Positive and Negative Cash Flow
Understanding the importance of cash flow begins with understanding both positive and negative scenarios. A positive cash flow scenario shows that your company is taking in more cash than it is paying out. A negative cash flow scenario is just the opposite. Note the importance of the word ‘cash’ here.
Accounts receivables are not cash. They represent cash your company might receive at some future point, but they are not cash right now. The same is true for payables. So simply looking at your receivables and payables does not give you a true indication of your company’s cash flow position.
The only way to fully understand cash flow is to look at your bank accounts. Compare deposits against withdrawals. Compare credits with debits. Whatever phraseology you want to use is immaterial. The point is that your business bank accounts offer a clear picture of your cash flow over whatever period of time you choose to measure it.
Tracking Cash Flow is Critical
Every business requires cash to operate. First and foremost, a company needs cash to pay its employees. Employees are not going to accept IOUs or 30-day terms on their weekly pay. Above and beyond that, a company needs cash to purchase supplies, keep inventory aligned with demand, invest in capital improvements, etc.
The thing is, you can never really know your cash position if you don’t track it. A business that is not tracking cash flow is inviting problems. And by the way, tracking should always be compared to future estimates. Such comparisons make it possible to tell whether or not your quarterly forecasts are on the mark.
Ways to Increase Cash Flow
Given the importance of cash flow to business success, you might find yourself in a position of having to increase cash flow to keep things going. There are lots of ways to do this, some of which are listed below. Note that for most businesses, improving cash flow is rarely a matter of changing just one thing. It is a combination of things that make for better business.

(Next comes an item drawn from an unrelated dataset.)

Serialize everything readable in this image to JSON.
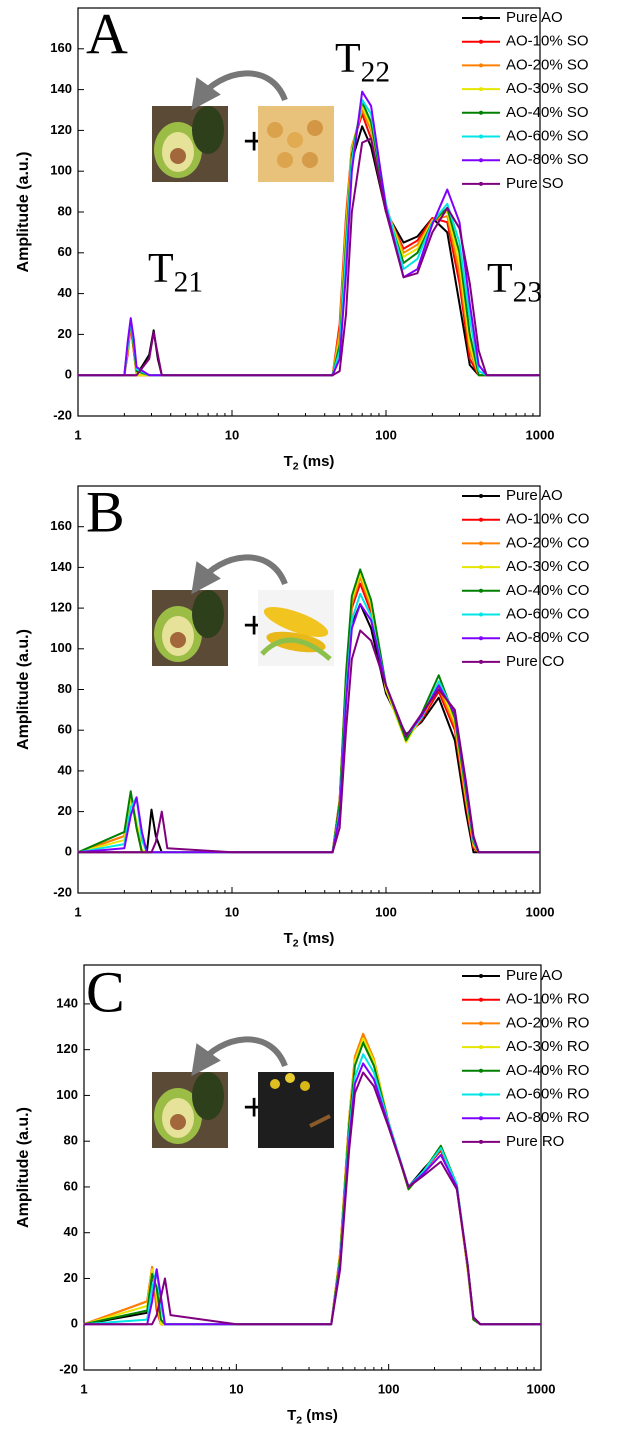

1. Utilise Short-Term Financing
One of the first things that come to mind is short-term financing. For example, taking a Loan To Pay VAT will spare you from having to drain the bank account when your next VAT return is due. VAT loans are short-term loans that can substantially increase your cash flow in the moment. Short-term financing is obviously not a permanent solution to cash flow problems, but it can help in the here and now.
2. Increase Your Prices
Instituting price increases is always an option when cash flow is consistently negative. It is not an extremely popular option for obvious reasons, but sometimes price increases are the only way to get a company back on track. One thing that might help you feel better about increasing prices is to check your competition.
You may find that your prices are considerably lower than what your competition charges. If that is the case, your prices could actually be the number one reason you are having cash flow problems. Raising them to be more in line with your competitors will go a long way toward solving your problem.
3. Be More Aggressive with Receivables
Cash flow problems are sometimes partly attributable to lax receivables policies. You may have a company that sends out invoices with the expectation that most customers will be late to pay. But rather than stay on top of those customers, the billing department lets it go. One month becomes two, then three, and so on.
Being more aggressive with receivables is the solution here. If a company’s normal terms give 30 days to pay, billing staff should start making phone calls or sending letters on the 31st day. Allowing invoices to remain unpaid past acceptable terms only put stress on your business.
4. Change the Terms
Hand-in-hand with being more aggressive is considering a change of terms. Perhaps that same company allows 60 days for payment. It might be time to cut the terms to 30 days. A company offering 30 days may have to reduce it to 15. It might even be necessary to make all invoices payable upon receipt.
Cash flow is important to businesses of all sizes if for no other reason than the fact that companies need cash to pay their own bills. Despite the fact that we live in a credit-heavy world, cash is still king at the end of the day. If your business does not consistently have positive cash flow, you are headed for trouble. Consider all of the suggestions listed here for increasing it. They may be your only lifeline.